Happy retrieved a folded piece of paper from a pocket and handed it to Jessie, who quickly read it. She turned to Bexar. “She made me the director of the Groom Lake facility by presidential order.”
Bexar appeared concerned. “Are you sure you want that? Are you sure you want to stay? We can bugout…” he said, his thoughts drifting to Guillermo and his friends in Utah.
Jessie ignored her husband for a moment. “What about you guys? What are Lampton’s orders for your group of Marines?”
“We’re to secure this facility then go to the SSC. She spoke with Chief for a bit before leaving and there is more in the works, but we expect to move out this afternoon.”
Jessie shook her head slowly, frowning, before turning to Bexar. “We have to stay, at least long enough to get the survivors safe and the facility secured again. We can—”
The muffled sound of rifle fire coming from the entrance interrupted Jessie, who turned to face the ruined blast door. The Marines who had been sleeping were now standing and adjusting their gear. Chivo was awake and standing near the opening, the rest of the Marines gathering to form up and re-enter the facility.Aymond glanced at his team and Chivo looked back toward Jessie and Bexar with a shrug before joining his team at the entrance. A moment later they were gone, disappearing into the depths of the underground facility, leaving Jessie and Bexar standing in the hangar with the pilot’s dog and Jones, who waved them over to the radar truck.

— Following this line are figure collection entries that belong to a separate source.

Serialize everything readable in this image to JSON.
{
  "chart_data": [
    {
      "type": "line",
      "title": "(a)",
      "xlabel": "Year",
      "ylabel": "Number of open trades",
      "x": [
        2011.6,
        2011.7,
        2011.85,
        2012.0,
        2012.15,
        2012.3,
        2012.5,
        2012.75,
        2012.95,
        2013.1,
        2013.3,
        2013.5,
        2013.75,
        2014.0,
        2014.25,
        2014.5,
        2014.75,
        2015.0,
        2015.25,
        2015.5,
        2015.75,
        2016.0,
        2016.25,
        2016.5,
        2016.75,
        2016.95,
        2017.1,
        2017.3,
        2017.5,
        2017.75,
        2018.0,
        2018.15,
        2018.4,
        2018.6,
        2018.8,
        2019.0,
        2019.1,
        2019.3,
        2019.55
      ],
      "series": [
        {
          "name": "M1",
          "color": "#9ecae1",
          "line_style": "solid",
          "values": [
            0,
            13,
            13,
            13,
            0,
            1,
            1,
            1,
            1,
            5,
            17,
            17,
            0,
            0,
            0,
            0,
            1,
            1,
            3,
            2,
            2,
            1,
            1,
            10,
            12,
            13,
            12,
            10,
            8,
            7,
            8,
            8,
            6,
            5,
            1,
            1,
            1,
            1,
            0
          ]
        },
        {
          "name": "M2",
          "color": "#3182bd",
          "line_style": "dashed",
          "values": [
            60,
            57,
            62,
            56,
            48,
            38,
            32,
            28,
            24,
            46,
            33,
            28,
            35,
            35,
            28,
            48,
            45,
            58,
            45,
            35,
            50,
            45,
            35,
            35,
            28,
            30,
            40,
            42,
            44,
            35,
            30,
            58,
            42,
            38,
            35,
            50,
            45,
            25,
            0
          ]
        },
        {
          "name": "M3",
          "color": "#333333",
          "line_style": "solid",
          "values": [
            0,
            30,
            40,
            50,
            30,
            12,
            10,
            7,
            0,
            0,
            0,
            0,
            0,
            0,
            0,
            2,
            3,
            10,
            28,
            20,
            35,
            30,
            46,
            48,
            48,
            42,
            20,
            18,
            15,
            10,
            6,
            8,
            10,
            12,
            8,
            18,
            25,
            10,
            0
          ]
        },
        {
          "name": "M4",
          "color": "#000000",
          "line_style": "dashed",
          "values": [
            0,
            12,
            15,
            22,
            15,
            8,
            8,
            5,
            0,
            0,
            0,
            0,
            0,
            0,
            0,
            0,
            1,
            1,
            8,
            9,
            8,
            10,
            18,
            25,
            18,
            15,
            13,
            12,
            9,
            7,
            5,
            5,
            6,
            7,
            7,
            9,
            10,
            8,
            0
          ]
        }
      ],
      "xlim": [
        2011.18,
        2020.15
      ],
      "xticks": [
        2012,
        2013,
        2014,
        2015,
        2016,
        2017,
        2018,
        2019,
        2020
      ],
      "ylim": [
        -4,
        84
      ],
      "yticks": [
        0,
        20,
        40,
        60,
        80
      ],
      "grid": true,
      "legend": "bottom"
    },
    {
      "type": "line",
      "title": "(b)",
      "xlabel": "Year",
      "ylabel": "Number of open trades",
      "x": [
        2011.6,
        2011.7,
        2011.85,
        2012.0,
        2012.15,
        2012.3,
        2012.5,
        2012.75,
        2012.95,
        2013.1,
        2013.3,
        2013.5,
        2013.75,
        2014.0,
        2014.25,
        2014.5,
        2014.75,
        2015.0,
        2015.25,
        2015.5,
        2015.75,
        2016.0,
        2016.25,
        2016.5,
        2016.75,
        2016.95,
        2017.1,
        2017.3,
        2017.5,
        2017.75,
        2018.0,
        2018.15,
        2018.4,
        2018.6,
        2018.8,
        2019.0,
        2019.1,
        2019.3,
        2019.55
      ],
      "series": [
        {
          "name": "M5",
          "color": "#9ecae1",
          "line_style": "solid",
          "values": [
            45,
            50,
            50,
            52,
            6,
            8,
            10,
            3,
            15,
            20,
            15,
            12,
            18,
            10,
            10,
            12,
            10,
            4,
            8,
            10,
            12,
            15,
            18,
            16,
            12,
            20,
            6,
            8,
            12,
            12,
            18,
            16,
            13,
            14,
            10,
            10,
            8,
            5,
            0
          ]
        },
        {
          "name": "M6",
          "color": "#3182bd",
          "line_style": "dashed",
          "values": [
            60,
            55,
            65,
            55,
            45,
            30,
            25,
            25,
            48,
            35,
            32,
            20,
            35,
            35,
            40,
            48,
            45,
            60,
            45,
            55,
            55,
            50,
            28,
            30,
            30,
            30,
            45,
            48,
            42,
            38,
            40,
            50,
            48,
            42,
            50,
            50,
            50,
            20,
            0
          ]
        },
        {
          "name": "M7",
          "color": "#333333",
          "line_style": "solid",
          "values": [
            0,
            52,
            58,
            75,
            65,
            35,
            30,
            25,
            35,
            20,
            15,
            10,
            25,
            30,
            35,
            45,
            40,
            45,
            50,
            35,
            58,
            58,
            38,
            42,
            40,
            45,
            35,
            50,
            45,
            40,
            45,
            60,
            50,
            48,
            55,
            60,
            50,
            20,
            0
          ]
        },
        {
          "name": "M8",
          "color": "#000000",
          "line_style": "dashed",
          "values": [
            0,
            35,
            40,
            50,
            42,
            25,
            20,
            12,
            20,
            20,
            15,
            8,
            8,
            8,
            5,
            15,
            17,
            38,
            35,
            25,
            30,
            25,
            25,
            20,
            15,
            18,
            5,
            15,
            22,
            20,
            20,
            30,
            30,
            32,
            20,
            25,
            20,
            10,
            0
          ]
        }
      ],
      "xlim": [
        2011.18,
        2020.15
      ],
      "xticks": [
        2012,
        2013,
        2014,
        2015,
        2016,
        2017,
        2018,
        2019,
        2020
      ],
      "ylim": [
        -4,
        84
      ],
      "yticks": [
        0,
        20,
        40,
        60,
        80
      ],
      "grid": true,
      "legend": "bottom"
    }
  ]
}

“Good morning, you two.” Jones handed them each an MRE from the stash that Lampton had left in the ruined MRAP. Bexar eagerly cut his open, ripping into the entire pouch before a puzzled look crept across his face. He glanced at the pouch and read that the offensive smelling meal was lemon pepper tuna and began eating without using the chemical heater. The color in Jessie’s face drained. She dropped the MRE and stepped around the side of the truck, vomiting what little was in her stomach. Jones looked at Bexar who shrugged and ate quickly. Besides the hunger, he wanted to finish the meal before Jessie came back. Jessie returned and Jones handed her a canteen of water with a smile. Bexar handed her the pack of crackers from his MRE, although wisely not the thick cheese spread.